Hacker News new | ask | show | jobs
by malcolmhere 3580 days ago
I worked on a product like this for a long while, so I can appreciate how hard the problem is you are trying to solve. Some things I realized along the way:

* Price capture needs to happen in a headless browser (e.g. PhantomJS), rather than just capturing the HTML with a GET. Too many sites use JavaScript to make raw HTML analysis feasible.

* You can get > 50% of the pricing information with fairly simple matching on the class/id value in the HTML tag. But you need a headless browser to make sure the tag is visible. And since most product pages contain multiple prices, you need some heuristic to determine the relevant price. Oh, and watch of out for "reduced from" prices too (e.g. "Old Price: $50, New Price: $35".

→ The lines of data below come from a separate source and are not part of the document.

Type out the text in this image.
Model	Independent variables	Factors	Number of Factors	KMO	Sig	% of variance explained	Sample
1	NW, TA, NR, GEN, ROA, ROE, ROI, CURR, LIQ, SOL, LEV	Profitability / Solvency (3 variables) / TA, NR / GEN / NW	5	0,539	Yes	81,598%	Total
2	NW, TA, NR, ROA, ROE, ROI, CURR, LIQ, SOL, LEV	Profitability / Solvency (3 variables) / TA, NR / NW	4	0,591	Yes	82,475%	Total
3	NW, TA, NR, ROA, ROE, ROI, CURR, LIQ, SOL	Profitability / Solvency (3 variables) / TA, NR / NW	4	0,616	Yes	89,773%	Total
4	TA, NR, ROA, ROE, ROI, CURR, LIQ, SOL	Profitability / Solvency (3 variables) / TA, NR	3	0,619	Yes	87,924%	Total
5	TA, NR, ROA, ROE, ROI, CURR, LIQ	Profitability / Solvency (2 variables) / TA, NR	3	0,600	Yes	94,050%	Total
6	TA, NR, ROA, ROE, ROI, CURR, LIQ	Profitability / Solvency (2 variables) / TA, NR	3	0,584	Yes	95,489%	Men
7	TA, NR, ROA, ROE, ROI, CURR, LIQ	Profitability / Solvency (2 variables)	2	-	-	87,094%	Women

* It doesn't hurt to be able to override the general heuristic on a domain-by-domain basis, saved me a lot of headaches.

* You need to be honest with yourself about how reliable the price capture algorithm is, and built up a regression database of known good pages, so when you change the algorithm, nothing else breaks. Also, you need to keep ahead of site redesigns!

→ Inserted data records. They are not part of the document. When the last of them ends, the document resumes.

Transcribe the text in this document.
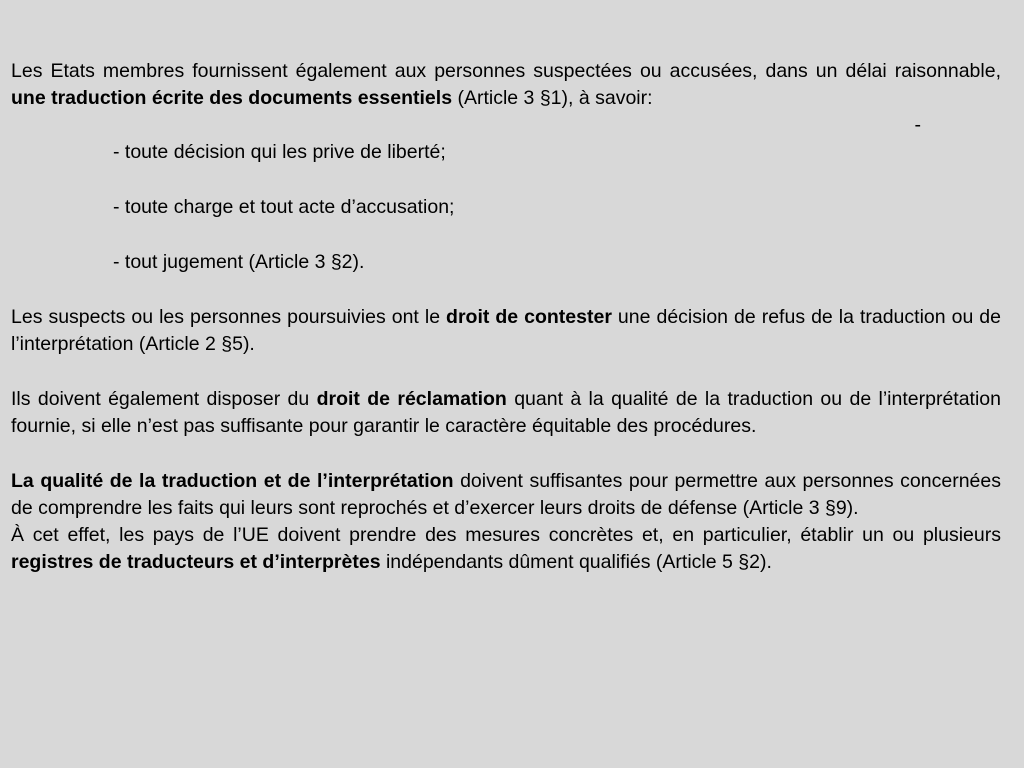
Les Etats membres fournissent également aux personnes suspectées ou accusées, dans un délai raisonnable, une traduction écrite des documents essentiels (Article 3 §1), à savoir:

-

- toute décision qui les prive de liberté;

- toute charge et tout acte d’accusation;

- tout jugement (Article 3 §2).

Les suspects ou les personnes poursuivies ont le droit de contester une décision de refus de la traduction ou de l’interprétation (Article 2 §5).

Ils doivent également disposer du droit de réclamation quant à la qualité de la traduction ou de l’interprétation fournie, si elle n’est pas suffisante pour garantir le caractère équitable des procédures.

La qualité de la traduction et de l’interprétation doivent suffisantes pour permettre aux personnes concernées de comprendre les faits qui leurs sont reprochés et d’exercer leurs droits de défense (Article 3 §9).

À cet effet, les pays de l’UE doivent prendre des mesures concrètes et, en particulier, établir un ou plusieurs registres de traducteurs et d’interprètes indépendants dûment qualifiés (Article 5 §2).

* Product URLs tend to look messy, but tend not to change very often, if at all. I was worried about retailers e.g. changing product identifiers, but changing URLs hurts their SEO, so they don't do it. You will find "zombie" products, though - things which appear to be still on sale, but aren't linked anywhere on the site. Deciding when a product is sold out is tricky.

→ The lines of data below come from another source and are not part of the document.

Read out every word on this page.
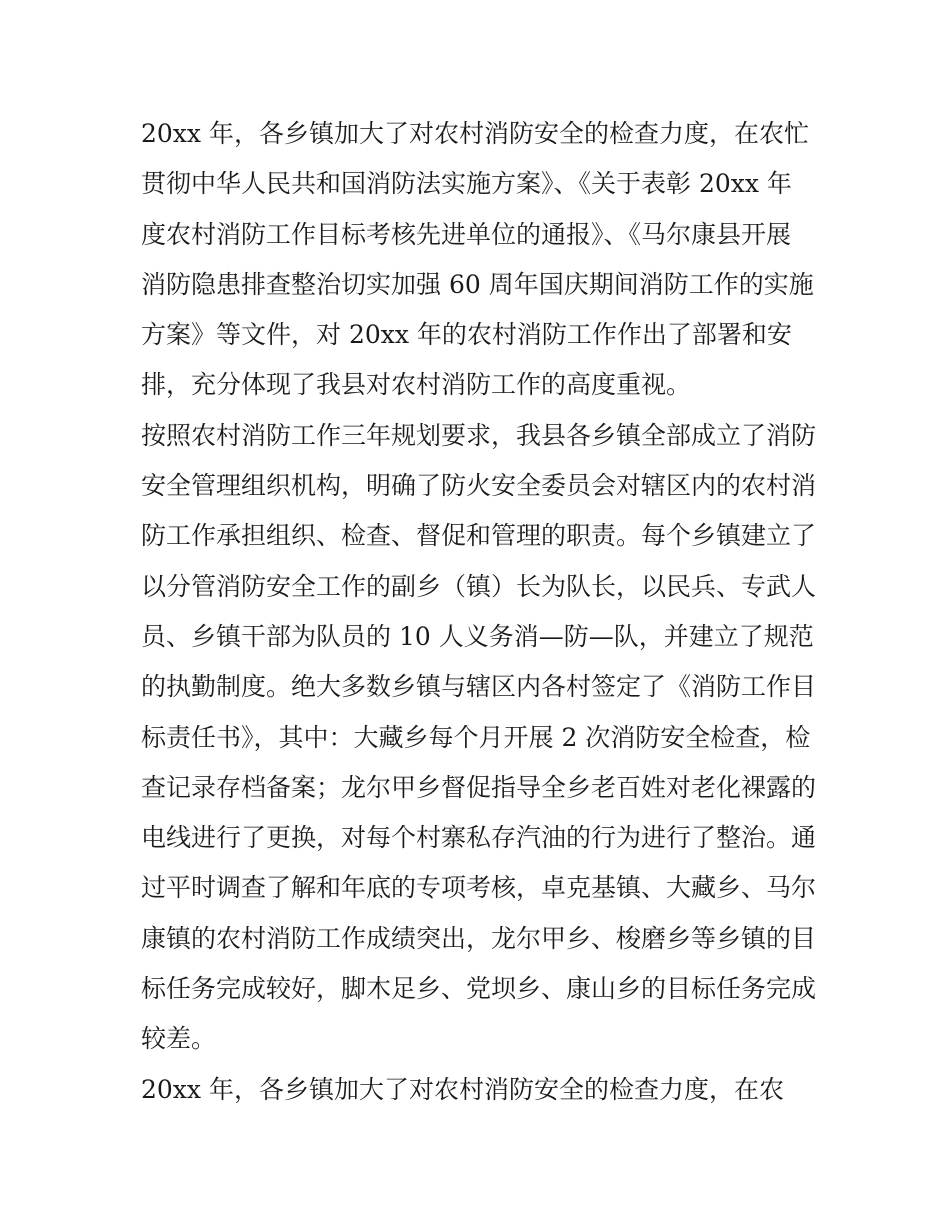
20xx 年，各乡镇加大了对农村消防安全的检查力度，在农忙
贯彻中华人民共和国消防法实施方案》、《关于表彰 20xx 年
度农村消防工作目标考核先进单位的通报》、《马尔康县开展
消防隐患排查整治切实加强 60 周年国庆期间消防工作的实施
方案》等文件，对 20xx 年的农村消防工作作出了部署和安
排，充分体现了我县对农村消防工作的高度重视。
按照农村消防工作三年规划要求，我县各乡镇全部成立了消防
安全管理组织机构，明确了防火安全委员会对辖区内的农村消
防工作承担组织、检查、督促和管理的职责。每个乡镇建立了
以分管消防安全工作的副乡（镇）长为队长，以民兵、专武人
员、乡镇干部为队员的 10 人义务消—防—队，并建立了规范
的执勤制度。绝大多数乡镇与辖区内各村签定了《消防工作目
标责任书》，其中：大藏乡每个月开展 2 次消防安全检查，检
查记录存档备案；龙尔甲乡督促指导全乡老百姓对老化裸露的
电线进行了更换，对每个村寨私存汽油的行为进行了整治。通
过平时调查了解和年底的专项考核，卓克基镇、大藏乡、马尔
康镇的农村消防工作成绩突出，龙尔甲乡、梭磨乡等乡镇的目
标任务完成较好，脚木足乡、党坝乡、康山乡的目标任务完成
较差。
20xx 年，各乡镇加大了对农村消防安全的检查力度，在农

* The best user experience presents the items the user is watching as a "shopping basket". (I took design cues from Pinterest.) For a really slick experience, you should pick out the product name and image (Facebook meta-data helps here) and include them in you "pinned" products.

* Cutting-and-pasting URLs is a hassle. Consider writing a browser extension or a bookmarklet - users don't like to have the browsing flow interrupted by having to click across tabs. Having the price capture done inline on the page really impresses people.

Best of luck with this! I'm yet to see someone solve this problem well, and I eventually moved on other things after losing a lot of my hair. :-)

1 comments

Really interesting feedback. Thanks!